Par Suha Arraf, 16 avril 2020

C’est une histoire que même un scénariste aurait du mal à imaginer : craignant que les Palestiniens employés à l’intérieur de la Ligne verte ne ramènent le nouveau coronavirus en Cisjordanie, les Palestiniens signalent des brèches dans la barrière de séparation qui sépare Israël des territoires occupés. Les membres des comités populaires, qui depuis deux décennies coordonnent des manifestations non violentes contre le mur de béton et les clôtures métalliques qui composent la barrière, tentent eux-mêmes de réparer les trous.

Les responsables palestiniens affirment que le gouvernement israélien ne maintient pas correctement la barrière, permettant ainsi aux travailleurs palestiniens de traverser librement en Israël via les parties endommagées de la clôture métallique et des canaux de drainage, et de revenir sans aucune sorte de contrôle médical. Selon les médias israéliens, près des deux tiers de tous les cas confirmés de COVID-19 dans les territoires occupés peuvent être attribués à des travailleurs palestiniens revenant d’Israël.

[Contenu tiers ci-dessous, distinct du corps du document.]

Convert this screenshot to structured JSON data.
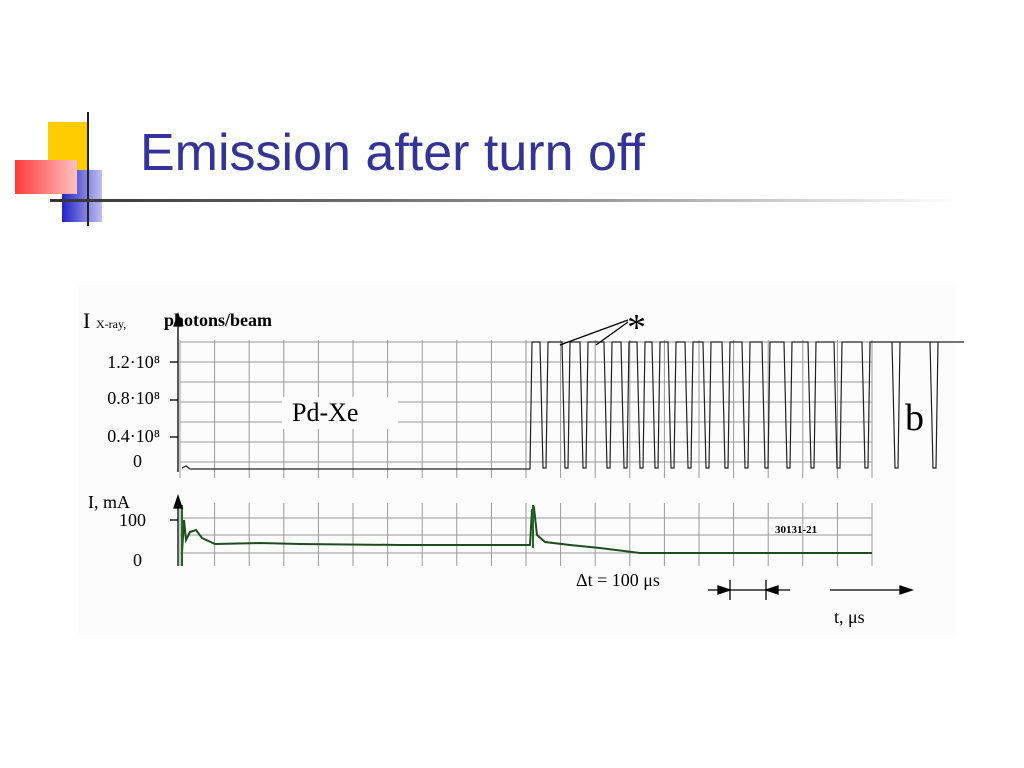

Curieusement, certains ont même commencé à considérer la barrière comme une mesure de protection, arguant qu’elle a contribué à empêcher la propagation de COVID-19 dans toute la Cisjordanie et a permis à l’Autorité palestinienne de contrôler le nombre de cas.

Rafaa Rawajbeh, le gouverneur de Qalqilya dans le nord de la Cisjordanie, accuse Israël de tenter intentionnellement de propager le coronavirus dans les territoires occupés. « C’est une conspiration délibérée d’Israël », dit-il. « Pourquoi maintenant, de tous les temps, ouvrent-ils des portes et des canaux de drainage sans déployer de soldats ? C’est une tentative évidente de nous nuire et de nuire à nos efforts [pour arrêter la propagation] afin qu’il y ait une épidémie« .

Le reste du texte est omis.